TL;DR Loading and rendering graphics is actually a relatively expensive set of (internal) operations, first loading into memory then into the graphics module of the ARM CPU when it is first rendered to screen. Further, the animated GIF is expanded into a set of images, one for each animation frame making it quite a bit larger than you may think. To improve speed, you might consider decreasing the animation size (pixels and number of frames), or forcing the GIF onto the graphics memory earlier to avoid the first-frame pause.
There is one heck of a lot of things Android has to do internally to render game graphics, especially if you have a GIF animation:
- Load the image from (relatively slow) RAM
- Unzip the file
- Map the 256 colour model into RGBA space
- Generate each frame of the animation from the image deltas in the GIF file
- Create a thread with a timer to switch between the different frames of the GIF
Now we have an image (actually a set of frames) in the CPUs memory. Note that a very small GIF with a lot of frames can become a very large in memory - Android has to have a full-sized image for each frame in your GIF. Also the 256 bit colour model is expanded into RGBA internally, so you have 4 bytes per pixel.
Take for example a GIF (128x128 pixels) with a small shape animated on it (32x32 pixels). Let's further suppose you have 100 steps in the animation - this might be 10k or so depending on how simple the background is. However, expanded in memory, each frame in the animation is 4x128x128 = 64kB. You have 100 frames, so your in-memory size is 6MB.
- If using 3D, we have to compile the image into the graphic module's internal texture format
- Stream the data into the graphics memory (which takes a surprisingly long time - this is why most 3D games have those "loading..." pages in between game segments)
- Change the images from the graphic module's format to the colour depth of the actual screen (eg RGB format has a 24-bit colour but often the LCD display has 18 or 20 bit colour depth.

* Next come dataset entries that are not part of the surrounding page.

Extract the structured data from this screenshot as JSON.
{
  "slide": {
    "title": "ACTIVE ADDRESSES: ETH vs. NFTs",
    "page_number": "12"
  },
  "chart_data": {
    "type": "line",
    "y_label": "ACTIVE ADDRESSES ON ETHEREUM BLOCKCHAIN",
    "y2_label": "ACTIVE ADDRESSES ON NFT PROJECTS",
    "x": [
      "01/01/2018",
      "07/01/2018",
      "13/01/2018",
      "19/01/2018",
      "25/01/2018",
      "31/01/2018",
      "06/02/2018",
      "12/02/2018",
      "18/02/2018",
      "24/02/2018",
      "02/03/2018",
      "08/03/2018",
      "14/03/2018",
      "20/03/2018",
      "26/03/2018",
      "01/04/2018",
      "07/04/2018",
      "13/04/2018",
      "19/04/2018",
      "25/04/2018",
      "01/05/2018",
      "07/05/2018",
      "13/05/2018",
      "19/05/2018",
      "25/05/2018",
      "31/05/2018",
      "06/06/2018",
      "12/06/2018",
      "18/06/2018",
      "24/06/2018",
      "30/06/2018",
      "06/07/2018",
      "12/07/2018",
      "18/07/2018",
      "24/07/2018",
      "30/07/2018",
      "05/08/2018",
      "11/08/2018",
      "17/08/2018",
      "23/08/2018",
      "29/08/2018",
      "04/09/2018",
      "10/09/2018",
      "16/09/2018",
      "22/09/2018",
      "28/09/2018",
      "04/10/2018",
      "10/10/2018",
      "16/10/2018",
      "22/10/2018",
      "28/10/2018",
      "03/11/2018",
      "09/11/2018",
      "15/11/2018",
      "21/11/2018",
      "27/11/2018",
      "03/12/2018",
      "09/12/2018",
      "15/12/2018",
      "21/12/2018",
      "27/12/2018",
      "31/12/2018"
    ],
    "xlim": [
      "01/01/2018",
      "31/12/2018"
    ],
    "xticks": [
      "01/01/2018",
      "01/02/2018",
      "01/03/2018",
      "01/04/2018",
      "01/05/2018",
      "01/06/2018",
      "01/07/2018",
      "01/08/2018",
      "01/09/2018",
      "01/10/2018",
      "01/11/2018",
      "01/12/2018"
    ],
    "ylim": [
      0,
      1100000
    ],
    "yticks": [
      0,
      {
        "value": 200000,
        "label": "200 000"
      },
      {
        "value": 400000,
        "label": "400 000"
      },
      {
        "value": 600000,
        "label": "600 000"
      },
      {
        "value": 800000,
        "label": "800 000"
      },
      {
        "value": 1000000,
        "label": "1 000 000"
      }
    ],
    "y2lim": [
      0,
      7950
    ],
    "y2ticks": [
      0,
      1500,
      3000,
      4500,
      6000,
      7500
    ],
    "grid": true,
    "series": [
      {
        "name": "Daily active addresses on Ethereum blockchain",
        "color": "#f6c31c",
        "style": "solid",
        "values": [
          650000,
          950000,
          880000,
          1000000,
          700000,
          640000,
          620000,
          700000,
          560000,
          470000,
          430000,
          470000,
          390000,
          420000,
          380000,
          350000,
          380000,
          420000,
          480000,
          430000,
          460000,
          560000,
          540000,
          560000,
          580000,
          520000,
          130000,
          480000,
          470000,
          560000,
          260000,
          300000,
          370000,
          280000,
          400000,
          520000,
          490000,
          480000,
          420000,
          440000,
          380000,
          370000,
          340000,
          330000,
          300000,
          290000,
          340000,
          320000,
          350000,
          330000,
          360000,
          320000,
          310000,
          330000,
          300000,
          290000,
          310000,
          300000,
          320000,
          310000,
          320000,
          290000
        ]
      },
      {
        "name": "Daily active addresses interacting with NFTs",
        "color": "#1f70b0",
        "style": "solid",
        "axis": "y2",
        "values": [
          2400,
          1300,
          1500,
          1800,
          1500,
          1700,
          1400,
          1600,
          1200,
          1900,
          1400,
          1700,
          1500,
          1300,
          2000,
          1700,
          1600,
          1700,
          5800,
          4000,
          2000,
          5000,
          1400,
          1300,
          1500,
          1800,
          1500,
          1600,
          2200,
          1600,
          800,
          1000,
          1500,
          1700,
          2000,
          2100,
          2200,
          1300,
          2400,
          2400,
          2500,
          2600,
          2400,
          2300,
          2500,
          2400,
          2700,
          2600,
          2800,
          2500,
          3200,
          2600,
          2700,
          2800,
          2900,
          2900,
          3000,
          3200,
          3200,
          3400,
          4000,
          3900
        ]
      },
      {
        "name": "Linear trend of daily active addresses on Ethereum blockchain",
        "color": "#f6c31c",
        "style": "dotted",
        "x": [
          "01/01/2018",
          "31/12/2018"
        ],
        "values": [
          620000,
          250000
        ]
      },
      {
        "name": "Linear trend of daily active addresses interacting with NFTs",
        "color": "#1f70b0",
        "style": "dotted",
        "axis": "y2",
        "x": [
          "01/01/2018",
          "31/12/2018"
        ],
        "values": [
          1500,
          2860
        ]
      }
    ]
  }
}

The graphics card has to convert the image and typically introduces dithering to simulate the additional colours)
Once the image (which is actually a bunch of frames) is loaded into the graphics module, then things get fast.
OK, so what can you do about it? Here are some suggestions:
- Reduce the pixel size of the GIF, or reduce the number of frames in the animation
- Tiling the image if large
Reducing the size of the GIF could reduce the memory usage significantly, and that will reduce the time Android takes to push the frames into the graphics module and the cost to compile into textures. The downside to that is you might not have the authority to modify the graphics.
Pre-loading pushes the image into the graphics module earlier by forcing a render during the game loading phase. The image might be off-screen (setting the window as hidden) or behind a top-layer by setting a low Z-order or in a 1 pixel region.
Tiling is discussed in my answer to a similar question). Take Google Earth as the most extreme example - this uses tiles (at any given resolution) for every area on earth. To render just the bit you are interested in, Google Earth has to load only the tiles that are to be shown. Because the tiles are small, they load fast. However, in your case you may have a GIF animation, so that's not going to work. Tiling an animation might not be practical or might lead to artefacts or delays in rendering portions of the image.